Tenue africaine au bureau : la fierté a un prix pour les fonctionnaires
Chaque vendredi, les agents publics arborent pagnes et boubous avec enthousiasme, mais beaucoup réclament désormais une prime pour suivre le rythme.
Depuis quelques mois, le port de la tenue africaine s'est imposé dans les administrations gabonaises, notamment le vendredi. L'initiative séduit sur le plan culturel, mais elle pèse sur le budget de fonctionnaires qui peinent à renouveler leur garde-robe. Entre fierté identitaire et contraintes financières, le débat s'installe dans les couloirs des ministères.

Un vendredi qui a changé de couleur
Dans les ministères et les mairies, le décor a changé. Les costumes sombres cèdent la place, au moins un jour par semaine, aux pagnes colorés, aux boubous et aux tenues taillées dans des tissus wax ou kita.
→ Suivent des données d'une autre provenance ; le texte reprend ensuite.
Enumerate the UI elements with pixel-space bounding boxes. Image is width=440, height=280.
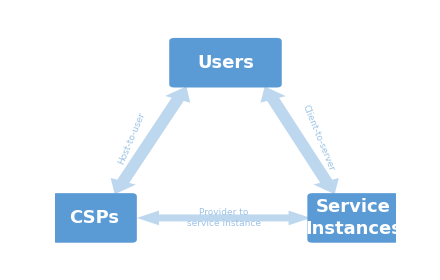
Polygon shape	[137, 211, 311, 225]
Text: Provider to
service instance: Provider to service instance	[187, 207, 261, 228]
Text: Host-to-user: Host-to-user	[117, 111, 147, 166]
Text: Users: Users	[197, 54, 254, 72]
FancyBboxPatch shape	[51, 193, 137, 243]
Polygon shape	[111, 87, 190, 194]
Polygon shape	[260, 87, 339, 194]
Text: Service
Instances: Service Instances	[305, 198, 402, 238]
FancyBboxPatch shape	[307, 193, 400, 243]
Text: CSPs: CSPs	[69, 209, 119, 227]
FancyBboxPatch shape	[169, 38, 282, 87]
Text: Client-to-server: Client-to-server	[301, 104, 336, 173]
La mesure a globalement été bien accueillie par les administrations, qui y voient une manière simple de mettre en valeur l'identité gabonaise et africaine au travail.
Certains agents parlent même d'un changement d'ambiance perceptible dans les bureaux. Porter sa tenue traditionnelle, disent-ils, donne un sentiment de fierté qu'un costume-cravate ne procure pas forcément. Sur ce point, peu de voix discordantes se font entendre.
La facture qui s'accumule
Mais derrière l'enthousiasme, une réalité plus contraignante émerge. Se confectionner une tenue africaine a un coût, et ce coût se répète chaque fois qu'il faut varier les modèles pour ne pas porter systématiquement le même vêtement.
"L'idée est bonne parce qu'elle valorise notre culture, mais tout le monde n'a pas forcément les moyens de se confectionner plusieurs tenues africaines", confie un agent interrogé. Une phrase qui résume, à elle seule, la tension vécue par une partie du personnel administratif : l'attachement à la mesure d'un côté, l'inquiétude budgétaire de l'autre.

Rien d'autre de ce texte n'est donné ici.